现有的基于扩散的动态编辑方法在动态编辑方面取得了令人印象深刻的成果。大多数现有方法都关注编辑视频与参考视频之间的运动对齐。然而,这些方法没有将视频的背景和对象内容约束为不变,这使得用户可以生成意外的视频。在本文中,我们提出了一个仅需要一个文本-视频对进行训练的一击视频动态编辑方法,称为Edit-Your-Motion。具体来说,我们设计了一个空间时间扩散模型中的详细提示引导学习策略(DPL)来分离空间特征。DPL将学习对象内容和运动分为两个训练阶段。在第一个训练阶段,我们专注于学习空间特征(对象内容的特征)并通过随机调整视频帧顺序来分解视频帧中的时间关系。我们还提出了递归因果注意(RC-Attn)来从无序视频帧中学习对象的连续特征。在第二个训练阶段,我们恢复视频帧中的时间关系以学习背景和对象的动态特征。我们还采用噪声约束损失来平滑帧之间的差异。最后,在推理阶段,我们将源对象的內容通过双分支结构(编辑分支和重构分支)注入编辑分支中。使用Edit-Your-Motion,用户可以编辑源视频中对象的动态以生成更令人兴奋和多样化的视频。全面的定性实验、定量和用户偏好研究证明了Edit-Your-Motion的性能优于其他方法。
https://arxiv.org/abs/2405.04496
Neural Radiance Field~(NeRF) achieves extremely high quality in object-scaled and indoor scene reconstruction. However, there exist some challenges when reconstructing large-scale scenes. MLP-based NeRFs suffer from limited network capacity, while volume-based NeRFs are heavily memory-consuming when the scene resolution increases.

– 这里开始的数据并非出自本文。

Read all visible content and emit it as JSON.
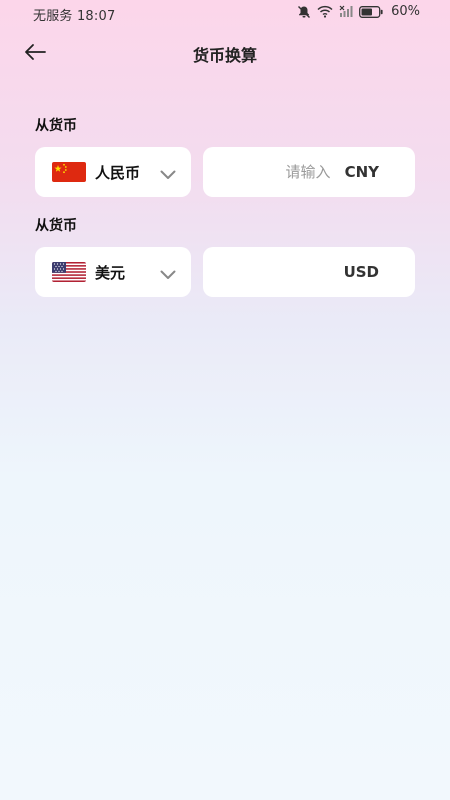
{
  "status_bar": {
    "carrier": "无服务",
    "time": "18:07",
    "battery": "60%",
    "icons": [
      "bell-muted-icon",
      "wifi-icon",
      "no-sim-icon",
      "battery-icon"
    ]
  },
  "header": {
    "title": "货币换算",
    "back_icon": "arrow-left-icon"
  },
  "from": {
    "label": "从货币",
    "currency_name": "人民币",
    "flag": "china-flag-icon",
    "input_value": "",
    "input_placeholder": "请输入",
    "code": "CNY"
  },
  "to": {
    "label": "从货币",
    "currency_name": "美元",
    "flag": "usa-flag-icon",
    "value": "",
    "code": "USD"
  },
  "colors": {
    "gradient_top": "#fcd6ea",
    "gradient_bottom": "#f2f8fd",
    "card": "#ffffff",
    "placeholder": "#9a9a9a"
  }
}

Recent approaches propose to geographically partition the scene and learn each sub-region using an individual NeRF. Such partitioning strategies help volume-based NeRF exceed the single GPU memory limit and scale to larger scenes. However, this approach requires multiple background NeRF to handle out-of-partition rays, which leads to redundancy of learning. Inspired by the fact that the background of current partition is the foreground of adjacent partition, we propose a scalable scene reconstruction method based on joint Multi-resolution Hash Grids, named DistGrid. In this method, the scene is divided into multiple closely-paved yet non-overlapped Axis-Aligned Bounding Boxes, and a novel segmented volume rendering method is proposed to handle cross-boundary rays, thereby eliminating the need for background NeRFs. The experiments demonstrate that our method outperforms existing methods on all evaluated large-scale scenes, and provides visually plausible scene reconstruction. The scalability of our method on reconstruction quality is further evaluated qualitatively and quantitatively.
Neural Radiance Field (NeRF) 在物体缩放和室内场景重建方面实现了极高的质量。然而,在重构大规模场景时存在一些挑战。基于 MLP 的 NeRFs 存在网络容量有限的问题,而基于体积的 NeRFs 在场景分辨率增加时内存消耗严重。最近的方法提出了使用单个 NeRF 个体对场景进行地理分割,并学习每个子区域的策略。这种分割策略有助于基于体积的 NeRF 超过单个 GPU 内存限制,并扩展到更大的场景。然而,这种方法需要多个背景 NeRF 来处理跨分区光线,导致学习冗余。受到当前分割背景是相邻分割背景的事实启发,我们提出了一个基于联合多分辨率哈希网格的可扩展场景重构方法,名为 DistGrid。在这个方法中,场景被分成多个紧密铺纹且不重叠的轴向对齐的边界框,并提出了一种新的分割体积渲染方法来处理跨边界光线,从而消除需要背景 NeRF 的需求。实验证明,我们的方法在所有评估的大规模场景上都超过了现有方法,并提供了解剖学合理的场景重建。我们对重建质量的可扩展性进行了定性和定量的评估。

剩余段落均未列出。